L’establishment
Usa dietro il Summit di Helsinki
di Manlio Dinucci
«Abbiamo da discutere su tutto,
dal commercio al militare, ai missili, al nucleare, alla Cina»: così ha
esordito il presidente Trump ieri al Summit di Helsinki. «È arrivata l'ora di parlare
in maniera particolareggiata dei nostri rapporti bilaterali e dei punti
nevralgici internazionali», ha sottolineato Putin. Ma a decidere quali saranno
in futuro i rapporti tra Stati uniti e Russia non sono solo i due presidenti.

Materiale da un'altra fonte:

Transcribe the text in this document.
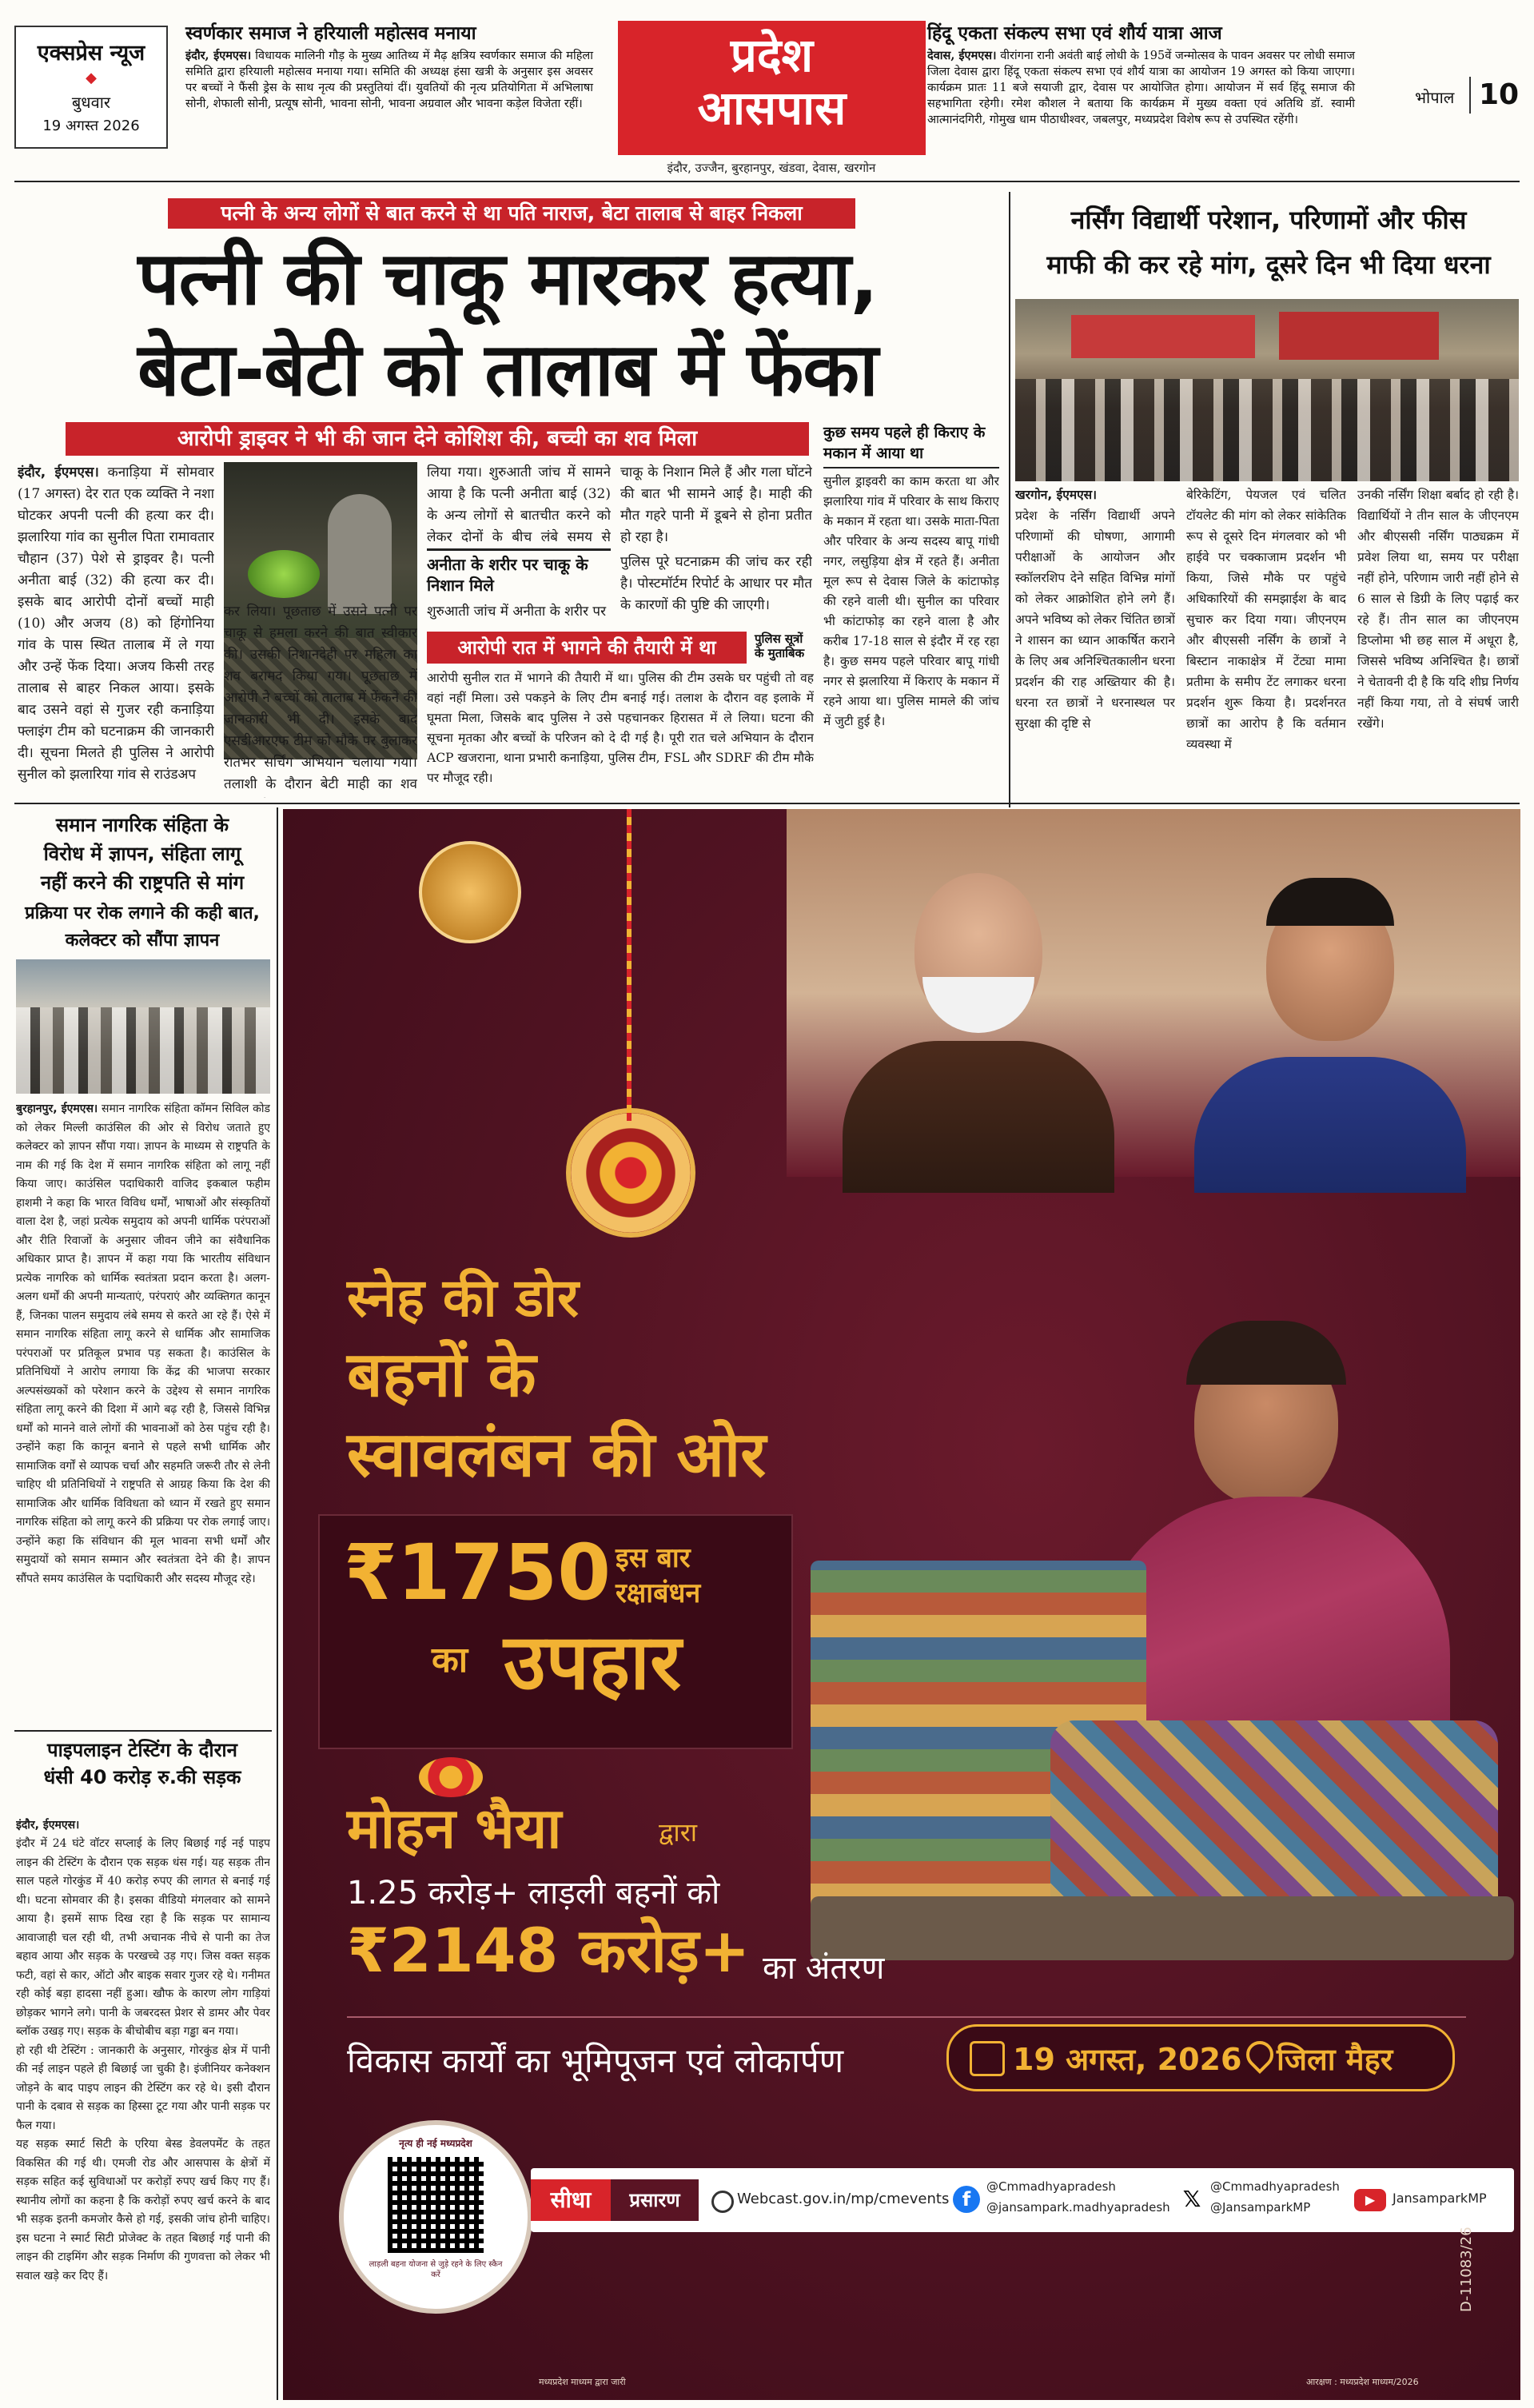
एक्सप्रेस न्यूज
◆
बुधवार
19 अगस्त 2026
स्वर्णकार समाज ने हरियाली महोत्सव मनाया
इंदौर, ईएमएस। विधायक मालिनी गौड़ के मुख्य आतिथ्य में मैढ़ क्षत्रिय स्वर्णकार समाज की महिला समिति द्वारा हरियाली महोत्सव मनाया गया। समिति की अध्यक्ष हंसा खत्री के अनुसार इस अवसर पर बच्चों ने फैंसी ड्रेस के साथ नृत्य की प्रस्तुतियां दीं। युवतियों की नृत्य प्रतियोगिता में अभिलाषा सोनी, शेफाली सोनी, प्रत्यूष सोनी, भावना सोनी, भावना अग्रवाल और भावना कड़ेल विजेता रहीं।
प्रदेश
आसपास
इंदौर, उज्जैन, बुरहानपुर, खंडवा, देवास, खरगोन
हिंदू एकता संकल्प सभा एवं शौर्य यात्रा आज
देवास, ईएमएस। वीरांगना रानी अवंती बाई लोधी के 195वें जन्मोत्सव के पावन अवसर पर लोधी समाज जिला देवास द्वारा हिंदू एकता संकल्प सभा एवं शौर्य यात्रा का आयोजन 19 अगस्त को किया जाएगा। कार्यक्रम प्रातः 11 बजे सयाजी द्वार, देवास पर आयोजित होगा। आयोजन में सर्व हिंदू समाज की सहभागिता रहेगी। रमेश कौशल ने बताया कि कार्यक्रम में मुख्य वक्ता एवं अतिथि डॉ. स्वामी आत्मानंदगिरी, गोमुख धाम पीठाधीश्वर, जबलपुर, मध्यप्रदेश विशेष रूप से उपस्थित रहेंगी।
भोपाल 10
पत्नी के अन्य लोगों से बात करने से था पति नाराज, बेटा तालाब से बाहर निकला
पत्नी की चाकू मारकर हत्या,
बेटा-बेटी को तालाब में फेंका
आरोपी ड्राइवर ने भी की जान देने कोशिश की, बच्ची का शव मिला
इंदौर, ईएमएस। कनाड़िया में सोमवार (17 अगस्त) देर रात एक व्यक्ति ने नशा घोटकर अपनी पत्नी की हत्या कर दी। झलारिया गांव का सुनील पिता रामावतार चौहान (37) पेशे से ड्राइवर है। पत्नी अनीता बाई (32) की हत्या कर दी। इसके बाद आरोपी दोनों बच्चों माही (10) और अजय (8) को हिंगोनिया गांव के पास स्थित तालाब में ले गया और उन्हें फेंक दिया। अजय किसी तरह तालाब से बाहर निकल आया। इसके बाद उसने वहां से गुजर रही कनाड़िया फ्लाइंग टीम को घटनाक्रम की जानकारी दी। सूचना मिलते ही पुलिस ने आरोपी सुनील को झलारिया गांव से राउंडअप
कर लिया। पूछताछ में उसने पत्नी पर चाकू से हमला करने की बात स्वीकार की। उसकी निशानदेही पर महिला का शव बरामद किया गया। पूछताछ में आरोपी ने बच्चों को तालाब में फेंकने की जानकारी भी दी। इसके बाद एसडीआरएफ टीम को मौके पर बुलाकर रातभर सर्चिंग अभियान चलाया गया। तलाशी के दौरान बेटी माही का शव
लिया गया। शुरुआती जांच में सामने आया है कि पत्नी अनीता बाई (32) के अन्य लोगों से बातचीत करने को लेकर दोनों के बीच लंबे समय से
अनीता के शरीर पर चाकू के निशान मिले
शुरुआती जांच में अनीता के शरीर पर
चाकू के निशान मिले हैं और गला घोंटने की बात भी सामने आई है। माही की मौत गहरे पानी में डूबने से होना प्रतीत हो रहा है।
पुलिस पूरे घटनाक्रम की जांच कर रही है। पोस्टमॉर्टम रिपोर्ट के आधार पर मौत के कारणों की पुष्टि की जाएगी।
आरोपी रात में भागने की तैयारी में था	पुलिस सूत्रों के मुताबिक
आरोपी सुनील रात में भागने की तैयारी में था। पुलिस की टीम उसके घर पहुंची तो वह वहां नहीं मिला। उसे पकड़ने के लिए टीम बनाई गई। तलाश के दौरान वह इलाके में घूमता मिला, जिसके बाद पुलिस ने उसे पहचानकर हिरासत में ले लिया। घटना की सूचना मृतका और बच्चों के परिजन को दे दी गई है। पूरी रात चले अभियान के दौरान ACP खजराना, थाना प्रभारी कनाड़िया, पुलिस टीम, FSL और SDRF की टीम मौके पर मौजूद रही।
कुछ समय पहले ही किराए के मकान में आया था
सुनील ड्राइवरी का काम करता था और झलारिया गांव में परिवार के साथ किराए के मकान में रहता था। उसके माता-पिता और परिवार के अन्य सदस्य बापू गांधी नगर, लसुड़िया क्षेत्र में रहते हैं। अनीता मूल रूप से देवास जिले के कांटाफोड़ की रहने वाली थी। सुनील का परिवार भी कांटाफोड़ का रहने वाला है और करीब 17-18 साल से इंदौर में रह रहा है। कुछ समय पहले परिवार बापू गांधी नगर से झलारिया में किराए के मकान में रहने आया था। पुलिस मामले की जांच में जुटी हुई है।
नर्सिंग विद्यार्थी परेशान, परिणामों और फीस
माफी की कर रहे मांग, दूसरे दिन भी दिया धरना
खरगोन, ईएमएस।
प्रदेश के नर्सिंग विद्यार्थी अपने परिणामों की घोषणा, आगामी परीक्षाओं के आयोजन और स्कॉलरशिप देने सहित विभिन्न मांगों को लेकर आक्रोशित होने लगे हैं। अपने भविष्य को लेकर चिंतित छात्रों ने शासन का ध्यान आकर्षित कराने के लिए अब अनिश्चितकालीन धरना प्रदर्शन की राह अख्तियार की है। धरना रत छात्रों ने धरनास्थल पर सुरक्षा की दृष्टि से
बेरिकेटिंग, पेयजल एवं चलित टॉयलेट की मांग को लेकर सांकेतिक रूप से दूसरे दिन मंगलवार को भी हाईवे पर चक्काजाम प्रदर्शन भी किया, जिसे मौके पर पहुंचे अधिकारियों की समझाईश के बाद सुचारु कर दिया गया। जीएनएम और बीएससी नर्सिंग के छात्रों ने बिस्टान नाकाक्षेत्र में टेंट्या मामा प्रतीमा के समीप टेंट लगाकर धरना प्रदर्शन शुरू किया है। प्रदर्शनरत छात्रों का आरोप है कि वर्तमान व्यवस्था में
उनकी नर्सिंग शिक्षा बर्बाद हो रही है। विद्यार्थियों ने तीन साल के जीएनएम और बीएससी नर्सिंग पाठ्यक्रम में प्रवेश लिया था, समय पर परीक्षा नहीं होने, परिणाम जारी नहीं होने से 6 साल से डिग्री के लिए पढ़ाई कर रहे हैं। तीन साल का जीएनएम डिप्लोमा भी छह साल में अधूरा है, जिससे भविष्य अनिश्चित है। छात्रों ने चेतावनी दी है कि यदि शीघ्र निर्णय नहीं किया गया, तो वे संघर्ष जारी रखेंगे।
समान नागरिक संहिता के
विरोध में ज्ञापन, संहिता लागू
नहीं करने की राष्ट्रपति से मांग
प्रक्रिया पर रोक लगाने की कही बात,
कलेक्टर को सौंपा ज्ञापन
बुरहानपुर, ईएमएस। समान नागरिक संहिता कॉमन सिविल कोड को लेकर मिल्ली काउंसिल की ओर से विरोध जताते हुए कलेक्टर को ज्ञापन सौंपा गया। ज्ञापन के माध्यम से राष्ट्रपति के नाम की गई कि देश में समान नागरिक संहिता को लागू नहीं किया जाए। काउंसिल पदाधिकारी वाजिद इकबाल फहीम हाशमी ने कहा कि भारत विविध धर्मों, भाषाओं और संस्कृतियों वाला देश है, जहां प्रत्येक समुदाय को अपनी धार्मिक परंपराओं और रीति रिवाजों के अनुसार जीवन जीने का संवैधानिक अधिकार प्राप्त है। ज्ञापन में कहा गया कि भारतीय संविधान प्रत्येक नागरिक को धार्मिक स्वतंत्रता प्रदान करता है। अलग-अलग धर्मों की अपनी मान्यताएं, परंपराएं और व्यक्तिगत कानून हैं, जिनका पालन समुदाय लंबे समय से करते आ रहे हैं। ऐसे में समान नागरिक संहिता लागू करने से धार्मिक और सामाजिक परंपराओं पर प्रतिकूल प्रभाव पड़ सकता है। काउंसिल के प्रतिनिधियों ने आरोप लगाया कि केंद्र की भाजपा सरकार अल्पसंख्यकों को परेशान करने के उद्देश्य से समान नागरिक संहिता लागू करने की दिशा में आगे बढ़ रही है, जिससे विभिन्न धर्मों को मानने वाले लोगों की भावनाओं को ठेस पहुंच रही है। उन्होंने कहा कि कानून बनाने से पहले सभी धार्मिक और सामाजिक वर्गों से व्यापक चर्चा और सहमति जरूरी तौर से लेनी चाहिए थी प्रतिनिधियों ने राष्ट्रपति से आग्रह किया कि देश की सामाजिक और धार्मिक विविधता को ध्यान में रखते हुए समान नागरिक संहिता को लागू करने की प्रक्रिया पर रोक लगाई जाए। उन्होंने कहा कि संविधान की मूल भावना सभी धर्मों और समुदायों को समान सम्मान और स्वतंत्रता देने की है। ज्ञापन सौंपते समय काउंसिल के पदाधिकारी और सदस्य मौजूद रहे।
पाइपलाइन टेस्टिंग के दौरान
धंसी 40 करोड़ रु.की सड़क

इंदौर, ईएमएस।
इंदौर में 24 घंटे वॉटर सप्लाई के लिए बिछाई गई नई पाइप लाइन की टेस्टिंग के दौरान एक सड़क धंस गई। यह सड़क तीन साल पहले गोरकुंड में 40 करोड़ रुपए की लागत से बनाई गई थी। घटना सोमवार की है। इसका वीडियो मंगलवार को सामने आया है। इसमें साफ दिख रहा है कि सड़क पर सामान्य आवाजाही चल रही थी, तभी अचानक नीचे से पानी का तेज बहाव आया और सड़क के परखच्चे उड़ गए। जिस वक्त सड़क फटी, वहां से कार, ऑटो और बाइक सवार गुजर रहे थे। गनीमत रही कोई बड़ा हादसा नहीं हुआ। खौफ के कारण लोग गाड़ियां छोड़कर भागने लगे। पानी के जबरदस्त प्रेशर से डामर और पेवर ब्लॉक उखड़ गए। सड़क के बीचोबीच बड़ा गड्ढा बन गया।
हो रही थी टेस्टिंग : जानकारी के अनुसार, गोरकुंड क्षेत्र में पानी की नई लाइन पहले ही बिछाई जा चुकी है। इंजीनियर कनेक्शन जोड़ने के बाद पाइप लाइन की टेस्टिंग कर रहे थे। इसी दौरान पानी के दबाव से सड़क का हिस्सा टूट गया और पानी सड़क पर फैल गया।
यह सड़क स्मार्ट सिटी के एरिया बेस्ड डेवलपमेंट के तहत विकसित की गई थी। एमजी रोड और आसपास के क्षेत्रों में सड़क सहित कई सुविधाओं पर करोड़ों रुपए खर्च किए गए हैं। स्थानीय लोगों का कहना है कि करोड़ों रुपए खर्च करने के बाद भी सड़क इतनी कमजोर कैसे हो गई, इसकी जांच होनी चाहिए। इस घटना ने स्मार्ट सिटी प्रोजेक्ट के तहत बिछाई गई पानी की लाइन की टाइमिंग और सड़क निर्माण की गुणवत्ता को लेकर भी सवाल खड़े कर दिए हैं।

स्नेह की डोर
बहनों के
स्वावलंबन की ओर
₹1750 इस बार
रक्षाबंधन
का उपहार
मोहन भैया	द्वारा
1.25 करोड़+ लाड़ली बहनों को
₹2148 करोड़+ का अंतरण
विकास कार्यों का भूमिपूजन एवं लोकार्पण	19 अगस्त, 2026 जिला मैहर
नृत्य ही नई मध्यप्रदेश
लाड़ली बहना योजना से जुड़े रहने के लिए स्कैन करें
सीधा	प्रसारण	Webcast.gov.in/mp/cmevents f
@Cmmadhyapradesh
@jansampark.madhyapradesh 𝕏 @Cmmadhyapradesh
@JansamparkMP	▶	JansamparkMP
मध्यप्रदेश माध्यम द्वारा जारी	आरक्षण : मध्यप्रदेश माध्यम/2026
D-11083/26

Non è un caso che, proprio mentre il presidente degli Stati uniti stava per
incontrare quello della Russia, il procuratore speciale Robert Mueller III
incriminava 12 russi con l’accusa di aver manipolato negli Usa le elezioni
presidenziali, penetrando nelle reti informatiche del Partito democratico per
danneggiare la candidata Hillary Clinton. I dodici, accusati di essere agenti
del servizio segreto Gru, vengono ufficialmente definiti «i Cospiratori» e
incriminati per «cospirazione ai danni degli Stati uniti».
Contemporaneamente
Daniel Coats, direttore dell’Intelligence nazionale e principale consigliere
del Presidente su tale materia, accusava la Russia di voler «minare i nostri
valori basilari e la nostra democrazia». Lanciava quindi l'allarme sulla
«minaccia dei cyberattacchi giunta a un punto critico» analogo a quello che
precedette l’11 Settembre, da parte non solo della Russia, «l’agente straniero
più aggressivo», ma anche della Cina e dell’Iran. Allo stesso tempo, a Londra,
gli «investigatori» britannici comunicavano che il servizio segreto russo Gru,
che negli Stati uniti ha sabotato le elezioni presidenziali, è lo stesso che in
Inghilterra ha avvelenato un ex agente
russo, Sergei Skripal, e sua figlia, inspiegabilmente sopravvissuti a un gas
estremamente letale.
Lo
scopo politico di queste «indagini» è chiaro: sostenere che a capo dei
«Cospiratori» c’è il presidente russo Putin, col quale il presidente Trump si è
seduto al tavolo negoziale nonostante la vasta opposizione bipartisan negli
Usa. Dopo l’incriminazione dei «Cospiratori», i Democratici avevano chiesto a
Trump di annullare l’incontro con Putin. Anche se non ci sono riusciti, rimane
forte la loro pressione sulla trattativa.
Ciò
che Putin cerca di ottenere da Trump è semplice ma allo stesso tempo complesso:
allentare la tensione tra i due paesi. Per questo ha proposto a Trump, che ha
accettato, una indagine congiunta sulla
«cospirazione». Non si sa come si svolgerà la trattativa sulle questioni
nodali: status della Crimea, condizione
della Siria, armi nucleari e altre. Né si sa che cosa chiederà Trump. È però certo che ogni concessione potrà
essere usata per accusarlo di connivenza col nemico.
Si
oppongono a un allentamento della tensione con la Russia non solo i Democratici
(che, con un rovesciamento dei ruoli formali, svolgono la parte di «falchi»),
ma anche molti Repubblicani tra cui importanti esponenti della stessa
amministrazione Trump. È l’establishment
non solo statunitense, ma anche europeo, i cui poteri e profitti sono legati
alle tensioni e alle guerre.
Saranno
non le parole ma i fatti a dimostrare se il clima distensivo del Summit di
Helsinki diverrà realtà. Anzitutto con una de-escalation Nato in Europa, ossia
con il ritiro delle forze anche nucleari Usa/Nato schierate contro la Russia e
con il blocco dell’espansione della Nato ad Est. Anche se su tali questioni
fosse raggiunto un accordo fra Putin e Trump, sarà in grado quest’ultimo di
attuarlo? O saranno in realtà a decidere i potenti circoli del complesso
militare-industriale? Una cosa è certa: non possiamo, in Italia ed Europa,
restare semplici spettatori delle trattative da cui dipende il nostro futuro.